The skateboarding world has a few standout stars that are recognizable. The biggest of course is Tony Hawk, a major success in not only his sport itself but also the sports and video game world in general. A few other notable names are Stacy Peralta for his work on the film and documentary “Dogtown and Z Boys” and perhaps Christian Hosoi, a skater who largely made a name for himself in the 80s for his wild antics. “Waiting for Lightning,” the first feature from director Jacob Rosenberg focuses on one skater, who over the past 25 years has pushed skateboarding to new heights, made him a star among his peers and accomplished changing the extreme sports world. That man is Danny Way, most recognized for being the insane human who decided it was a good idea to jump the Great Wall of China on a piece of wood with 4 wheels attached to it and one of three people whose name is engraved on that very structure.
Way had approached his friend Rosenberg, a skater himself who has worked in film making for years, to see if he wanted to produce this movie, and, as many people in the documentary say, “you don’t say ‘No’ to Danny.” Centrally covering Way’s epic journey to his leap across the Wall, Rosenberg also explores how he got there and the influence he has had upon his sport and his relationships with his family and, one of his biggest influences, fellow skater Mike Ternasky.

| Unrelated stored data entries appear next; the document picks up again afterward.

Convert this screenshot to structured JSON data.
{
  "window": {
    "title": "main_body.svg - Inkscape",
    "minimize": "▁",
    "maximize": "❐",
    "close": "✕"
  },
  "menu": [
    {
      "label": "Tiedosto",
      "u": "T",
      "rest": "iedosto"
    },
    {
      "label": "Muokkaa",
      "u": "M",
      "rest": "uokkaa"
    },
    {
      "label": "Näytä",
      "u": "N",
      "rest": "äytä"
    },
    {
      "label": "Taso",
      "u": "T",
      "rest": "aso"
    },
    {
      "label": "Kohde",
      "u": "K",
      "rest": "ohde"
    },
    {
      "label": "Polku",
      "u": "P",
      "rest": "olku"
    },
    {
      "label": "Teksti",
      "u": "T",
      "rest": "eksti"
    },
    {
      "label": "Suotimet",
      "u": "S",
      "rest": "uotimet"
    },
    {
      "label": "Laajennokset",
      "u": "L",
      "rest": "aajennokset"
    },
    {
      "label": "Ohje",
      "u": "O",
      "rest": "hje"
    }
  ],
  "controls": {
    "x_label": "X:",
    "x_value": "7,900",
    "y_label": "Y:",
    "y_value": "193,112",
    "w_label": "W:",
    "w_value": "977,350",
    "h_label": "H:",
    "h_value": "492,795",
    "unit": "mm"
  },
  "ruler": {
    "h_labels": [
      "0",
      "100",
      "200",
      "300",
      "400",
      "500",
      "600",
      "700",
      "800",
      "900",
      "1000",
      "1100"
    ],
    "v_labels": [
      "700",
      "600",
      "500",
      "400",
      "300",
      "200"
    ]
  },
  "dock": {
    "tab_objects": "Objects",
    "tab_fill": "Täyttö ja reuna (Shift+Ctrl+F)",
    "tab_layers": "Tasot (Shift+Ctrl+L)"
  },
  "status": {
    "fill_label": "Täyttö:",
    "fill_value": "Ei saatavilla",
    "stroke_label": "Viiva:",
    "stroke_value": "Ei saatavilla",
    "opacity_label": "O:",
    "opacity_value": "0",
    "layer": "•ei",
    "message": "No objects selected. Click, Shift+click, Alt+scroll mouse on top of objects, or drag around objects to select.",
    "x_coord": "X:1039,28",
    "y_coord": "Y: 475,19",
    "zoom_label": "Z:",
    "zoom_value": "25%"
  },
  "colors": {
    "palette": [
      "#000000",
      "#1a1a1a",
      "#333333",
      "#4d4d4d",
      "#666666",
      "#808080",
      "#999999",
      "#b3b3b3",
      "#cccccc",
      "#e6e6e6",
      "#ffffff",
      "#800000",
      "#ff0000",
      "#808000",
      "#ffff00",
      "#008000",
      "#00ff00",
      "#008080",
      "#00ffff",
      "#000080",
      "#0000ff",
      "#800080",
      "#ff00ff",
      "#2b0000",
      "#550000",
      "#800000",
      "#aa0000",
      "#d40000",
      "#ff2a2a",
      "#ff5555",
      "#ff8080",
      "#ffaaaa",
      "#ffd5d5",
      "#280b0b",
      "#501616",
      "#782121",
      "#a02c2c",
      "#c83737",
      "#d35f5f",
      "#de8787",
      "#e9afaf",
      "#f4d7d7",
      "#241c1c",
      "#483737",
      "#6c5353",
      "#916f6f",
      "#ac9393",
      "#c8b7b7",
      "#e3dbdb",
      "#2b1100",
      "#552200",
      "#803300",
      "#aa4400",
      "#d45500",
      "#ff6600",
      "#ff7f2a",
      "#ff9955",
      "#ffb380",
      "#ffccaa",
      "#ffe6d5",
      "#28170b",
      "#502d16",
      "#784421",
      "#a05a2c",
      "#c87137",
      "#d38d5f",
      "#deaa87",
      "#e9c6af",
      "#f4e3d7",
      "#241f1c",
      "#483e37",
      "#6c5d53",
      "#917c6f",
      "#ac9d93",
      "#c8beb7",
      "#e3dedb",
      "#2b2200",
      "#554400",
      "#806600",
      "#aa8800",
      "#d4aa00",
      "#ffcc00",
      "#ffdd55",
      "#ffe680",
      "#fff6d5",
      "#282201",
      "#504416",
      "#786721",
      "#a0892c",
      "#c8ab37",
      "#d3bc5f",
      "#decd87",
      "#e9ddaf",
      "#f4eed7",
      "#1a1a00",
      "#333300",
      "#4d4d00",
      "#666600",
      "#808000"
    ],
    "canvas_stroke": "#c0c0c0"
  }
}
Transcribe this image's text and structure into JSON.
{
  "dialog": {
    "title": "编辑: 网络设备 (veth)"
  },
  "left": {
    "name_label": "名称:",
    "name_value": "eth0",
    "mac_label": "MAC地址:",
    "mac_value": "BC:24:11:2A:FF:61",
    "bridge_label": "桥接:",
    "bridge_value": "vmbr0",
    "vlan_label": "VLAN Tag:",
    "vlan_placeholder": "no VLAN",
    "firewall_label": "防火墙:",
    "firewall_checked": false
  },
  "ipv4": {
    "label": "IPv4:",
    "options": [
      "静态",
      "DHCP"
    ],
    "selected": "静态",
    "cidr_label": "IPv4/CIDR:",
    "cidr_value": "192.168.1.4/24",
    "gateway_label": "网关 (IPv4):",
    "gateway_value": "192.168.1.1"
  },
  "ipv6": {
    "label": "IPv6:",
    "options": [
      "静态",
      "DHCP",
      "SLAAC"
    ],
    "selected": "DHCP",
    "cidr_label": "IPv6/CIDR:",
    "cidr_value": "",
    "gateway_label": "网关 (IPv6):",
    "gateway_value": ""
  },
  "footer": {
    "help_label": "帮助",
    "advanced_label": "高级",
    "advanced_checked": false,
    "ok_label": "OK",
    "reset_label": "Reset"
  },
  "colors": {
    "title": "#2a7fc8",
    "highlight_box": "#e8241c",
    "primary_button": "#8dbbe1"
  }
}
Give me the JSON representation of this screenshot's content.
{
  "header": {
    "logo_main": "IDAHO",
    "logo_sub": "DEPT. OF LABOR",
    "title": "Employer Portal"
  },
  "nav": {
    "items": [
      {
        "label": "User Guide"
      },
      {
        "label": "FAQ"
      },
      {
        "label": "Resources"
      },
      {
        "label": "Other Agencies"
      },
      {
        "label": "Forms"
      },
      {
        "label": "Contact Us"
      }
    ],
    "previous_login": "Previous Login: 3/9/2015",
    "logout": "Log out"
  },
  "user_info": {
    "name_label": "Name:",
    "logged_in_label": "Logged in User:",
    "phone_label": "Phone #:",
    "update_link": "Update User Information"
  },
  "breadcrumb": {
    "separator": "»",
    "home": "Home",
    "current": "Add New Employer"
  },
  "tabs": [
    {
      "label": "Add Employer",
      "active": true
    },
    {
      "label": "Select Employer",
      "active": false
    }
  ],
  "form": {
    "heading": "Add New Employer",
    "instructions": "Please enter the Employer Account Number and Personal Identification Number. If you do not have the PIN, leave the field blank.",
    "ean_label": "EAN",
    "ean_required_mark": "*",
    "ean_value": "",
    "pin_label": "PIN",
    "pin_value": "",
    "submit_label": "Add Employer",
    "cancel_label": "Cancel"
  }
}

“Waiting for Lightning” features dozens of terrific interviews from his peers in the extreme sports world (a sort of all encompassing name for skateboarding, surfing, BMX, motocross and rally racing), including the previously mentioned Hawk and Hosoi, but also legendary surfer Laird Hamilton, Paul Rodriguez Jr., Ken Block, Rob Dyrdek, Mat Hoffman, Travis Pastrana, Rodney Mullen, Matt Hensley and many more. It’s a skateboarding fans dream lineup of talking heads who expound genuine respect for a man who has brought an almost always maligned sport to bigger heights. And that can be taken literally, as this is a guy who has jumped from a helicopter into a skateboarding ramp on his board and then invented the newest, next generation of crazy, seen the past
4 8 years at the X-Games, the MegaRamp: a two part skateboard ramp that features a 40′-200′ 60′-70′ drop-in to a jump over a 50′-75′ 50′-70′ gap and ends with a 18′ 27′ quarter pipe, which gives the skaters the ability to do tricks four stories in the air. As stated in the film, it took skateboarding to stunt man level. This MegaRamp is also the monster that allowed Way to do something only one person on this planet has ever done, jump over one of the Seven Wonders of the World.
Intertwined in his journey to his accomplishment in China, we learn about Danny’s less than ideal childhood, and also how his father and step-father both encouraged him and his brother Damon to not fear being hurt when playing as children. His dad created his first skateboard when he was 3 and it really set him on the path to where he is today. “Waiting for Lightning” covers his rise through the ranks of the skateboard world, his pro turn at age 13 and his capturing of record after record, making him a name in the sport he loves so dearly.
Rosenberg has succeeded in putting together a compelling story of a man, who through many defeats, has always risen to success. Told through the aforementioned interviews and also via a massive collection of footage from Way’s childhood, he weaves an inspiring tale that captures the heartbreak he has had to repeatedly deal with in his personal life; a close call with a career ending injury and many unfortunate deaths that have ultimately paved the way for who Danny is today. It’s a story that has appeal beyond the fans of the genre, but one that is also quite eye opening for those same people to see just how difficult the skateboarding world can be and how much these athletes have accomplished. It’s a human tale and one you can tell is very personal to Jacob Rosenberg. Simply put, in skateboarding slang, this is one gnarly film.